O trabalho descreve o que os autores chamam de primeira demonstração de que uma vacina baseada em uma nova estratégia ("germline-targeting") consegue induzir anticorpos amplamente neutralizantes contra o HIV circulando no sangue de animais vacinados —não apenas em células de memória, como haviam mostrado estudos anteriores.
A pesquisa, conduzida por pesquisadores do Scripps Research Institute, da Califórnia (EUA), e da IAVI (International Aids Vaccine Initiative), com participação do Fred Hutchinson Cancer Center e da Emory University, foi feita em macacos-rhesus.

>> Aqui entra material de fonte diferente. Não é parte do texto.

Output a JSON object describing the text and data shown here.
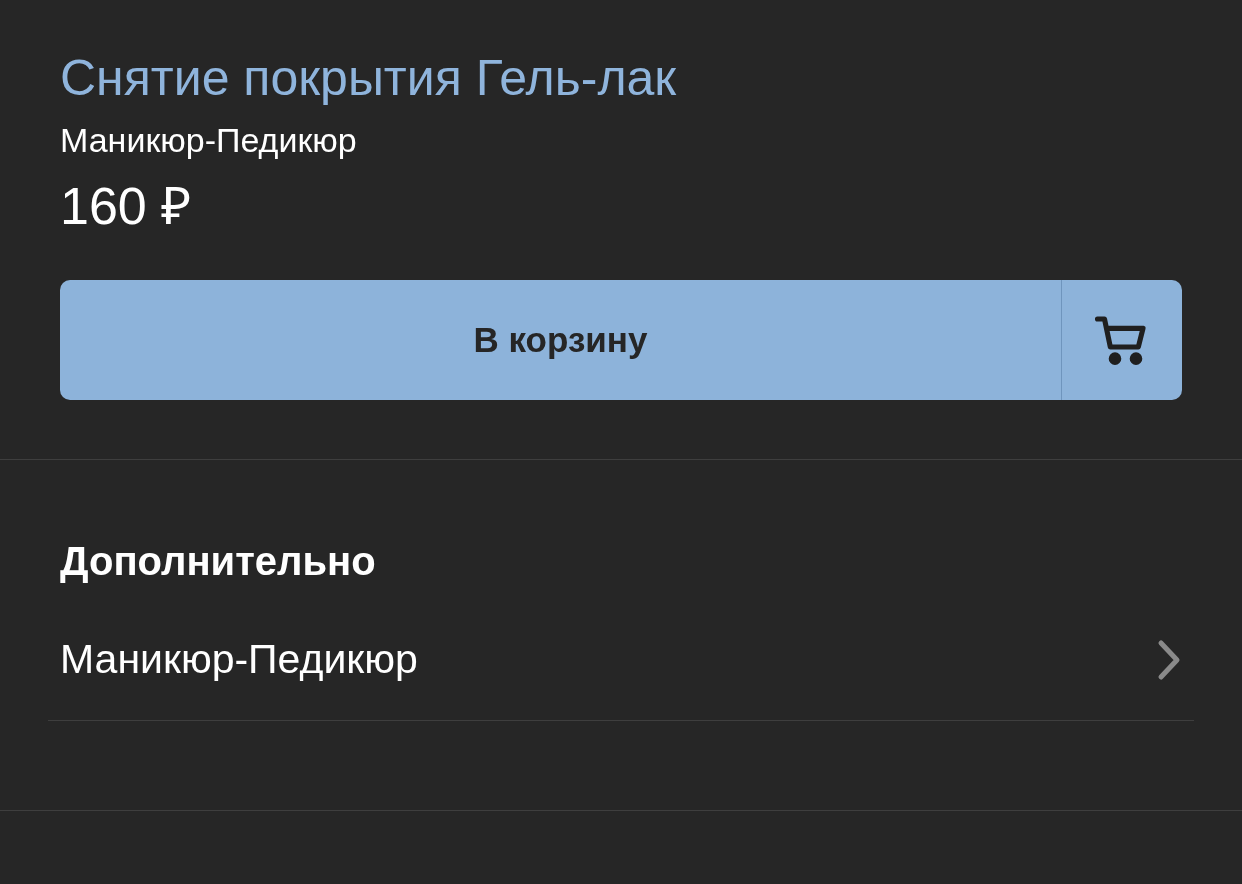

A dificuldade histórica em desenvolver uma vacina contra o HIV está na altíssima variabilidade genética do vírus. A estratégia tenta contornar isso ensinando o sistema imunológico, em etapas, a produzir os chamados anticorpos amplamente neutralizantes, moléculas raras encontradas naturalmente em algumas pessoas com HIV, capazes de neutralizar múltiplas variantes do vírus ao mirar regiões que ele não consegue modificar facilmente.